The Editor section (Fig2) has a Sequence section which sets the key frames per second and a Locus section which sets frame count and Point size. Next is the Axis Control Position which allows you to have the axis controls (XYZ) on the left or right. There is a Bone Handle option with None, Normal, and Advanced settings (I haven’t played with these yet). Then there’s a Theme setting that lets you choose between the Blue toned default and a gray toned interface (it does not change the screen layout).
A neat feature is the key assign button which lets you view and assign keyboard assignments (Fig3).
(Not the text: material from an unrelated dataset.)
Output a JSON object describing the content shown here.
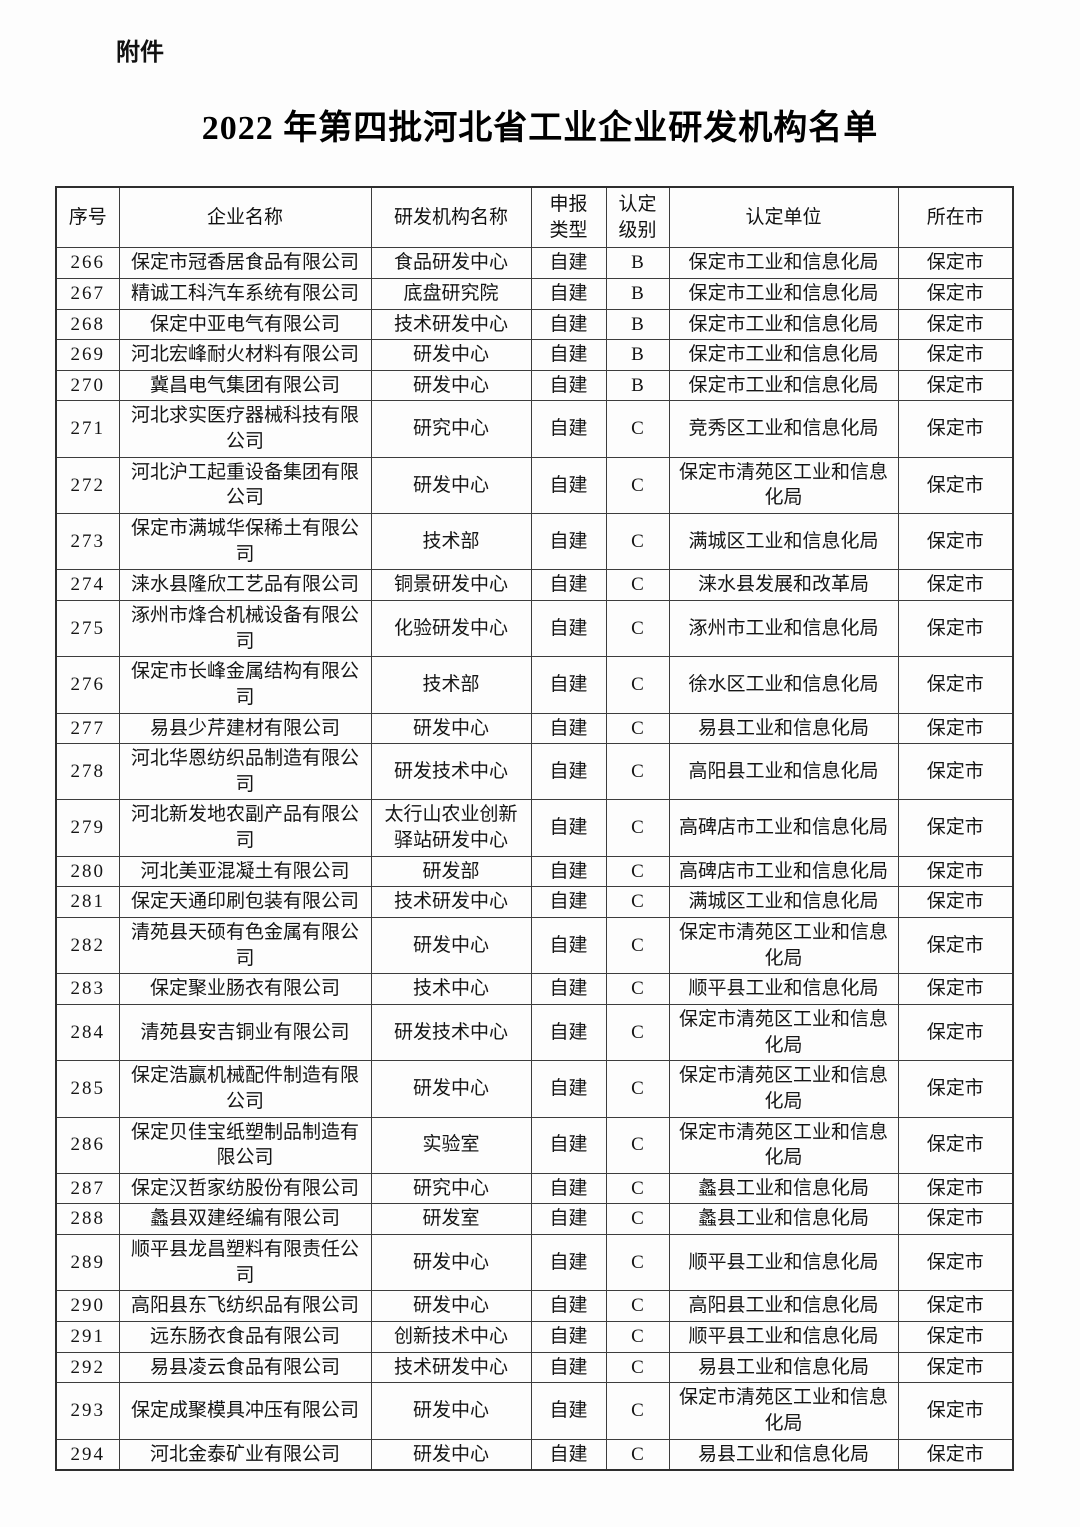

The System tab (Fig4) lets you choose between relative and absolute paths for models and accessories and set Auto backup options (minutes between backups and backup count). There is an option to save system memory for those of us who do not have supercomputers. There is also an option for Pixel Shader 2.0 which I don’t understand and an effect cache size option which I can’t play with because apparently my hardware doesn’t support effects :( All of these options can probably be set in MMD, but with MMM you can set the defaults.
Other differences I have noticed is that MMD always tries to load models, accessories, motions, poses, and wav files from within it’s own directory while MMM ‘remembers’ where you last loaded from and takes you there.
MMD’s PMMs don’t open in MMM!
Unfortunately the project files for MMM and MMD are incompatible, but the models, accessories, motions, and pose file formats work identical on both programs as far as I can tell. MMM can load .mp3 and .wav soundtracks where MMD can only do .wav files.
Dummy bones don’t seem to be needed in MMM. With MMD, if you move the position of an accessory without a dummy bone and register, the accessory remains in its original position until the key frame is reached and then jumps to the new position with no tween frames generated. Moving accessories with MMM is identical to moving models and tween frames are generated automatically.
Well, I guess that’s about all for now. All you MMD’ers out there, don’t be afraid to download MMM and give it a try… you just might like it!